Wendy Moss| HealthGreatness
Dietary fiber is a staple of the human diet. Fiber serves several purposes within the body and helps it to maintain proper function both in the digestive tract as well as the circulatory system. While some types of fiber are water soluble and broken down within the body, others are made of cellulose and cannot be easily digested. These two forms of fiber each of a function in keeping the body healthy.
Water Soluble Fiber
Water soluble fiber breaks down in the digestive tract and attaches to lipids in the blood stream. These small molecules of cholesterol will travel through the veins making the blood thick and sticky. The more cholesterol in the blood, the more likely it will begin to accumulate in the arteries. This can cause blockages in or near the heart resulting in both heart attacks or strokes. When fiber is introduced, it attaches to the cholesterol and carries it out of the body, preventing it from building up and forming blockages. This also reduces a person’s risk of cardiovascular disease and arteriosclerosis.
Cellulose fiber does not break down in the digestive tract. Instead it moves through the small and large intestines, acting as a makeshift broom.
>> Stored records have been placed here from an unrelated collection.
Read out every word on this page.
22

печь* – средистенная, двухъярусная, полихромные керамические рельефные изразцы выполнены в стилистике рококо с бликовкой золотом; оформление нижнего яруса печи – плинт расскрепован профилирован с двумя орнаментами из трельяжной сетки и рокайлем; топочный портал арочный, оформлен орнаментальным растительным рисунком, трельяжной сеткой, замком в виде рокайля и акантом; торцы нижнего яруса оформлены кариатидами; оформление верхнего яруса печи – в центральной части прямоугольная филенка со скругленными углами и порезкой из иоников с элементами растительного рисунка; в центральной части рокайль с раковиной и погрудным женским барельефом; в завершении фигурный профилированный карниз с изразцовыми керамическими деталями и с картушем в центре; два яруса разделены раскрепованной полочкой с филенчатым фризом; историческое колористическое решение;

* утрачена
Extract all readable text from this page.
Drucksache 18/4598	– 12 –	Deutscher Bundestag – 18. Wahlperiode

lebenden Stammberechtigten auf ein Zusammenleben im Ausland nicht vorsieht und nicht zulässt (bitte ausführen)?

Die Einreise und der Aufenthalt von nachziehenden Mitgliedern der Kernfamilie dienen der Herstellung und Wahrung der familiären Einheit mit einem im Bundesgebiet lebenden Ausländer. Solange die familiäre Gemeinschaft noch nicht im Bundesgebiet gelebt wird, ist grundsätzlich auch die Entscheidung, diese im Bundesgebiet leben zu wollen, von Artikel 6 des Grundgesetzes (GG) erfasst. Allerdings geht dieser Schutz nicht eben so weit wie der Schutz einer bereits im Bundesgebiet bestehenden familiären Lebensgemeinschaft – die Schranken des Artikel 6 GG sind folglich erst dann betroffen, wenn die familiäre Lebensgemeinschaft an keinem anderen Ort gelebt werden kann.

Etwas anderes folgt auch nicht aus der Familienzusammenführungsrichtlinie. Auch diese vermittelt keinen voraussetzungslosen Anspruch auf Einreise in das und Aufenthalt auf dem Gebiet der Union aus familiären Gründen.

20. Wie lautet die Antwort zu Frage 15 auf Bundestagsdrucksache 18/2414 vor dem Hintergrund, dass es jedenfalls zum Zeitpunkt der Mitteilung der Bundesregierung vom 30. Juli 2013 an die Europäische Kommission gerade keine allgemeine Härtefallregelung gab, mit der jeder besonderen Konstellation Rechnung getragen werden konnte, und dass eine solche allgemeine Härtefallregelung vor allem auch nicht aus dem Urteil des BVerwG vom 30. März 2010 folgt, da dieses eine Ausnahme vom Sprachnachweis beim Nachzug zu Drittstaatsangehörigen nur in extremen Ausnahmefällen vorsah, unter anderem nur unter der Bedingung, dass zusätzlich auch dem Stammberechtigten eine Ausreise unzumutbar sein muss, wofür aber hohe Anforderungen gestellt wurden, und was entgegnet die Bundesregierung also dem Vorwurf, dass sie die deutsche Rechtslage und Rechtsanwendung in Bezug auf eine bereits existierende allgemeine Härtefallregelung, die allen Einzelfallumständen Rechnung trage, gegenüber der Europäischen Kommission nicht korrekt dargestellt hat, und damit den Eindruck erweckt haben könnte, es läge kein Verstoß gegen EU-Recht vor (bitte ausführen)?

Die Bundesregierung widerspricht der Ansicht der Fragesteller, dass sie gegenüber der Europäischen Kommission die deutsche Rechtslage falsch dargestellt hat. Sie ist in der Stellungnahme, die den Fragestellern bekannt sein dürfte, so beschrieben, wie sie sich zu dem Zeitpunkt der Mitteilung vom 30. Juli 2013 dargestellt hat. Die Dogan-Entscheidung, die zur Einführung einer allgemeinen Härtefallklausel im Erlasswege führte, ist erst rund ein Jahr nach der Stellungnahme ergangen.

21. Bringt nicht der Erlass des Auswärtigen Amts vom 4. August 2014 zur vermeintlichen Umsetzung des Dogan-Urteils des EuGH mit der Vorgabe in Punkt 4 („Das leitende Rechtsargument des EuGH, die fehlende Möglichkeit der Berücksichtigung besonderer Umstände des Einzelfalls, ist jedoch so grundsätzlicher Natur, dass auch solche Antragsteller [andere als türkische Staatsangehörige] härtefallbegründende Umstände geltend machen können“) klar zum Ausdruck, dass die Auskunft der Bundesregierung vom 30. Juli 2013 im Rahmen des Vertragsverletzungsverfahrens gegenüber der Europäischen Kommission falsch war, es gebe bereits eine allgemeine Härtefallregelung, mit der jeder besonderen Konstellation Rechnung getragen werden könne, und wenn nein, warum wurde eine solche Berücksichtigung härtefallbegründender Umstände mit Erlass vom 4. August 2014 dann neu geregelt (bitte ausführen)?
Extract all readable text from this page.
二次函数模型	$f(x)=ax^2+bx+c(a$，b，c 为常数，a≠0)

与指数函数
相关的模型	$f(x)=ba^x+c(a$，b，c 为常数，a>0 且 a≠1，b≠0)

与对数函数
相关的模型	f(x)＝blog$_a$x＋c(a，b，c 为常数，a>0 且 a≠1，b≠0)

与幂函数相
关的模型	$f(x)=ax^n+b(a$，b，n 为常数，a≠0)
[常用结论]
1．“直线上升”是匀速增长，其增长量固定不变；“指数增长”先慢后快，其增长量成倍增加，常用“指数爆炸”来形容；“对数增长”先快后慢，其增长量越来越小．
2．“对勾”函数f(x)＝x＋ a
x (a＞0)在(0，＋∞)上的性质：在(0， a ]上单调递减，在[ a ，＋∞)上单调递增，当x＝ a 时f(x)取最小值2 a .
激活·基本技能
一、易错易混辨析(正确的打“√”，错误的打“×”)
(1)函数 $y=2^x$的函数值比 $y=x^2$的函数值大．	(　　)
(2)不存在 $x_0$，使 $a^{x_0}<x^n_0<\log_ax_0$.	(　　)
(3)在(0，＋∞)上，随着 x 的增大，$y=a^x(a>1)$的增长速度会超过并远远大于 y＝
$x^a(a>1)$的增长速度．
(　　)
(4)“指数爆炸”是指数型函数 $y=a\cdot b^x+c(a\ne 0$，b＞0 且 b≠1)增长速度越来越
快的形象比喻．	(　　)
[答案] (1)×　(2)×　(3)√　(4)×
The more fiber within the intestines, the firmer a person’s stools. As the fiber moves along the intestines, it brushes away debris and contaminants that can build up over time. The more fiber introduced to the digestive tract, the more debris that is carried away. This helps to control how the bowel works and keeps it moving regularly. When the right amount of fiber is included in the diet, constipation and diarrhea are not major issues.
Maintaining an adequate amount of fiber helps to control the bowels, as well as keep the circulatory system functioning efficiently. While fresh fruits and vegetables offer modest amounts of fiber, whole grains, legumes, beans and nuts offer an abundance of both types of fiber that help the body maintain the sensitive balance that is needed for optimum health.